Ona sormak istediğim çok şey var. Belki de şuan ona tüm hepsini sormalıyım. Ondan çekinsemde o bunu istiyor ve bunun için en iyi zaman belki de şuandır. "Aklımda seninle ilgili çok soru işareti var. Bunu sana normalde sormaktan çok korkuyorum ama şuan sen bunu söylememi istiyorsun." Harry: "Yeni biriyle tanıştığında tabi ki de onun hakkında merak ettiklerin şeyler olacak. Bunun için bu kadar gerilmene gerek yok." dedi. Ne kadar beni rahatlatmak için bunları söylemiş olsa dahi bunlar beni biraz dahi olsa rahatlatmadı.

O tamamen bir LABİRENT gibi. Çıkışı bulmak için çalışırken başına kötü şeyler gelmiş ve çıkışı bulamayıp orada hapis olan. Karanlık, sessizlik ve yalnızlıkla baş etmek zorunda kalmist. Bu doğru ve yanlış arasında bir uçurum gibi veya siyah ile beyazın ortası olan gri gibi.
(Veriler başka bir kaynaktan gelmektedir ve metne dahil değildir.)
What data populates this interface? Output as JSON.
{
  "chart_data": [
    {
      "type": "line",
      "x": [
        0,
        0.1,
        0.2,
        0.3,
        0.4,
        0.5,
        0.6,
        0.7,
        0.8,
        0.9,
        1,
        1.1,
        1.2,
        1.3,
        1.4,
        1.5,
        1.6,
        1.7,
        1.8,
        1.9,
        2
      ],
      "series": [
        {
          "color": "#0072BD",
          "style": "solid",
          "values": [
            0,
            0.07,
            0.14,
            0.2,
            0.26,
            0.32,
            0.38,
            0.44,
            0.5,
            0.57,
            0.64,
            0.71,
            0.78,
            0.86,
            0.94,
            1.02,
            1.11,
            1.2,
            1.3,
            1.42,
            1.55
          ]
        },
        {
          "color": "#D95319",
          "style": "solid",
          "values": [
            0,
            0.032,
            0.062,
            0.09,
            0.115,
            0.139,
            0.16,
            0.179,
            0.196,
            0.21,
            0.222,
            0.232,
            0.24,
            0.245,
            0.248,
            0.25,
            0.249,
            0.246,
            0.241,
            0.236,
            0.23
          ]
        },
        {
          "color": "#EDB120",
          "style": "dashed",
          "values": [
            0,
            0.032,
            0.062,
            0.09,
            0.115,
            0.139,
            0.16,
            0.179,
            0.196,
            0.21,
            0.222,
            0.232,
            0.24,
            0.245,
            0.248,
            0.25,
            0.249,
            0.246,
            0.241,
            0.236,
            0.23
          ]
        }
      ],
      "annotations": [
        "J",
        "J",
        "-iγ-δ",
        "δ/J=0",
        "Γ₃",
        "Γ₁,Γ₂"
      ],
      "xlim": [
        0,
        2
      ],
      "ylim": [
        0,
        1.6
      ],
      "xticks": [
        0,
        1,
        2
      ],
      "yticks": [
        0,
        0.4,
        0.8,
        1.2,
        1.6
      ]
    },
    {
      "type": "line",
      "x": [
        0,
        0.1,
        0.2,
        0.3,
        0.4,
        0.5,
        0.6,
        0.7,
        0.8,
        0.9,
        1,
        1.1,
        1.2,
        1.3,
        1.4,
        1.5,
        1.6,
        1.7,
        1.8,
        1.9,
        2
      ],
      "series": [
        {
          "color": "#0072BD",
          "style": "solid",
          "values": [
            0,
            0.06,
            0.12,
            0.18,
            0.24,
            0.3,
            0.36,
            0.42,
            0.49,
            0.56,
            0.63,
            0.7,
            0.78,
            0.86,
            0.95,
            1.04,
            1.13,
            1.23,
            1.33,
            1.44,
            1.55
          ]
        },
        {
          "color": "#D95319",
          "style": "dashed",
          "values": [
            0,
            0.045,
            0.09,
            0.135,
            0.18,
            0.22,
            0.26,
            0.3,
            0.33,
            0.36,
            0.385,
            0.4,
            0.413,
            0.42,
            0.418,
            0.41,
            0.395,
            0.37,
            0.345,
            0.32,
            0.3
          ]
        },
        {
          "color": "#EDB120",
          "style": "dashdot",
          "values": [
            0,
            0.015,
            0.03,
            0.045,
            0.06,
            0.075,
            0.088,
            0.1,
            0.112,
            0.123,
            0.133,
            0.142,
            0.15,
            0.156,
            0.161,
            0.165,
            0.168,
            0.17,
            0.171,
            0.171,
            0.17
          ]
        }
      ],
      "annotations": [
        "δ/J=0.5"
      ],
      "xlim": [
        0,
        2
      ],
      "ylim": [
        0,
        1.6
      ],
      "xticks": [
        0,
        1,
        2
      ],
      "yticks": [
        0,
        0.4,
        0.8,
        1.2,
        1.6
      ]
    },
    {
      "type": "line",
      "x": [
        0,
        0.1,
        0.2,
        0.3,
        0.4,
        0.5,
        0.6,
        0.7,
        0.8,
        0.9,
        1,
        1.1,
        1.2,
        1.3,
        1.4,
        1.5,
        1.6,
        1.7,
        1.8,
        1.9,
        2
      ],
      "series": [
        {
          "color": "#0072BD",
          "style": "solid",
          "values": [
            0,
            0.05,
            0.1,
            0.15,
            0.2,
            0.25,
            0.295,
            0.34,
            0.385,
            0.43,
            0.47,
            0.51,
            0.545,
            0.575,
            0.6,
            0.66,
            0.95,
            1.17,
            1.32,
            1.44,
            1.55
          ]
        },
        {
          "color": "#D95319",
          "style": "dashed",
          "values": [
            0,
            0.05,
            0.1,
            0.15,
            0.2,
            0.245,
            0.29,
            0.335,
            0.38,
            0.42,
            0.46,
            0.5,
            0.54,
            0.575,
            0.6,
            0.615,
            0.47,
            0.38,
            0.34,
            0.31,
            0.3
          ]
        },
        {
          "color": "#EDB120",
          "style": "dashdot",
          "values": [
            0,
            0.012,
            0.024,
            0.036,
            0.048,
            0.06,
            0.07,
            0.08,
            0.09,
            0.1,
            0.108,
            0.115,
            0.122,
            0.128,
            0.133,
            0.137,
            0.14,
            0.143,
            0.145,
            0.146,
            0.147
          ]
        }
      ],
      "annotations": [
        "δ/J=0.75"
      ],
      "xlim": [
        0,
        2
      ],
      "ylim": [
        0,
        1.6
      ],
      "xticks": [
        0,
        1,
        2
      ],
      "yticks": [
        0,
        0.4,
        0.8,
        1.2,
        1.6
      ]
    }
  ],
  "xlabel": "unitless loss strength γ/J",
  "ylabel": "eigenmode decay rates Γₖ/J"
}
Her zaman uçurumun ucunda sadece çaresiz bir şekilde beklemiş ve tamamen farklı birine bürünmek zorunda kalmış.

"Evet, insanlar merak ettiklerini de sorgular ama şuan karşımda ki çocuk, çok gizemli ve geçmişte korkunç şeyler yaşamış biri. Böyle birine normal soru sorsam dahi mutlaka karşımdakinde hatırlanmak istenmeyen cevaplar da yer alacak. Bunun bizim aramızda bir gerginlik yaratmasından korkuyorum." Birbirine kenetlendiğim parmaklarımla oynarken dudaklarımın arasında nefes aldım. "Ama en çok da seni İncitmekten korkuyorum." Son cümlemi söylediğimde gözlerim dolduğunu hissettim. Gözlerimde biriken yaşlara engel olamadan yanaklarımdan süzülerek aktı.